CrowdStreet: A way for accredited investors to invest in individual real estate opportunities mostly in 18-hour cities. 18-hour cities are secondary cities with lower valuations, higher rental yields, and potentially higher growth due to job growth and demographic trends. If you have a lot more capital, you can build you own diversified real estate portfolio. Just make sure to thoroughly review each sponsor, as the sponsor is the most important variable.

How To Get The Lowest Mortgage Interest Rate Possible

Why An Adjustable Rate Mortgage Is Better Than A 30-Year Fixed Rate Mortgage

Readers, what do you think about the huge jump in conforming loan limits for 2022? Do you think this is healthy for the real estate market and society overall? How are you using higher conforming loan limits to your advantage?

About The Author

10 thoughts on “2022 Conforming Loan Limits Increase To Record Highs, Improving Affordability”

  1. I don’t read all of your posts, so I apologize in advance if you’ve already covered this, but where do you see rates going now? Have you revised your old outlook of forever decreasing mortgage rates with the Fed expected to raise rates 4 times this year? And lastly, do you expect rate hikes to slow down this blistering market?

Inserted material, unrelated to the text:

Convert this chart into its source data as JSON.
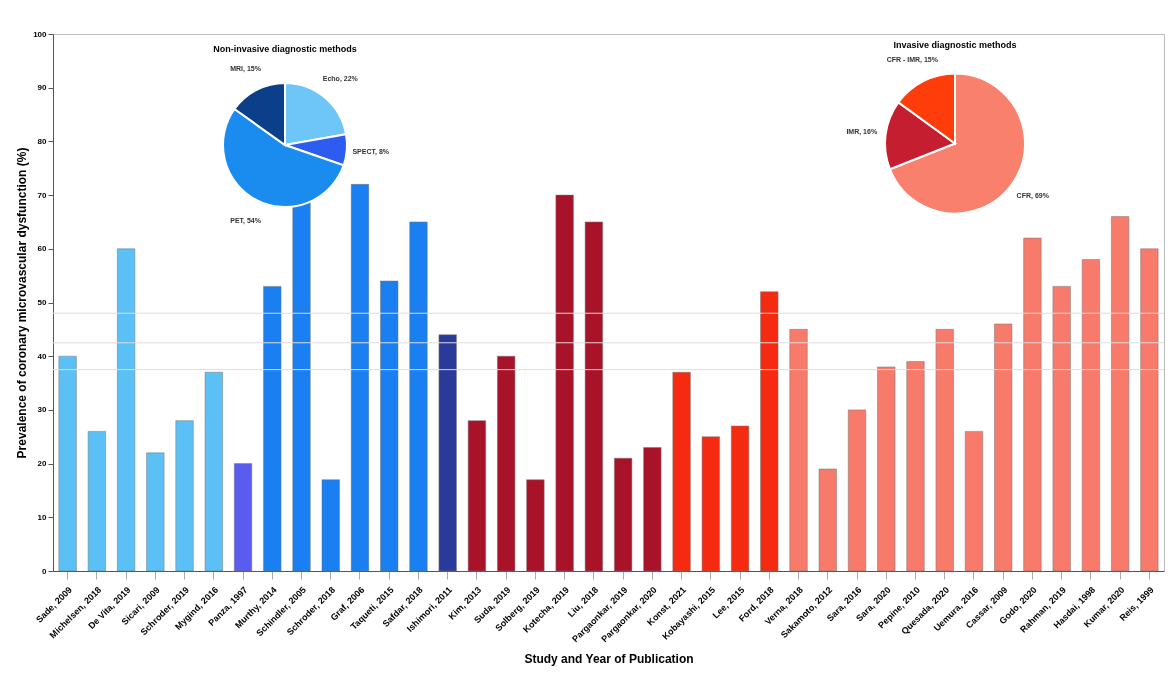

  2. Pretty great to see the government on the ball and on the side of homeowners and future homeowners. Same thing with Social Security COLA going up over 6%.

    I have faith in our government!

  3. HopelessRenter

    What is your take on the future of home prices in bay area? The explosive growth has placed even high income earners on a pinch. Do you expect income from high tech companies to catch up to the rise of house prices? Would house price growth be slowed due to affordability issue? I have been saving for down payment for last 10 years and 2021 was the year I was going to buy a house, and all of sudden everything went up 20% and pricing me out again. I don’t want to bet against the Fed, but I feel hopeless in ever owning a home with the skyrocketing price and stagnant income.

    1. I actually think it’s the opposite. Bay Area home prices have a ways to catch up to income growth. Just look at the NASDAQ up 40% in 2020 and stocks like Apple and Google on a tear. Yet, I see median home prices up only high single digits to 10% YoY here. Of course, some areas are hotter.

      Therefore, I think big city real estate has a lot more upside. I’m a buyer and will be hunting for deals.

      1. HopelessRenter

        is the 10 and 40% a 1:1 relationship though? Housing is leveraged 5x. so a 40% increase in 20% downpayment is about 8% of total house price

  4. As the downpayment requirement is being lowered (to less than 10% for some) and home loans are easier to get for some, wouldn’t that invite risks of 2008 subprime situation again?

    1. Yes, the risk of loose lending increases. However, every mortgage lender I’ve checked with are still very stringent on lending standards. Lenders are still scarred from the Global Financial Crisis and higher standards have been implemented by lenders.

      Refinancing a loan or getting a new loan these days is more difficult than I once was. The average credit score for approved mortgages is over 720 now.

      My hope is that more people follow my home buying guides: https://www.financialsamurai.com/income-and-net-worth-requirements-to-buy-a-home-at-all-price-points/

      1. Do you have a guide that talks about Net Worth calculation? Trying to get your thoughts on buying guide for property while at the same time renting out a section of the property.

  5. Oh wow that’s a huge jump up for conforming loans. I haven’t followed this before at all and didn’t really know the differences between conforming and non conforming. Thanks for enlightening me!

    At the end of the day I am a fan of real estate and think it’s a great investment for those who can afford it, plan to stay in their area for a while, and are financially stable to pay their mortgage and deal with maintenance.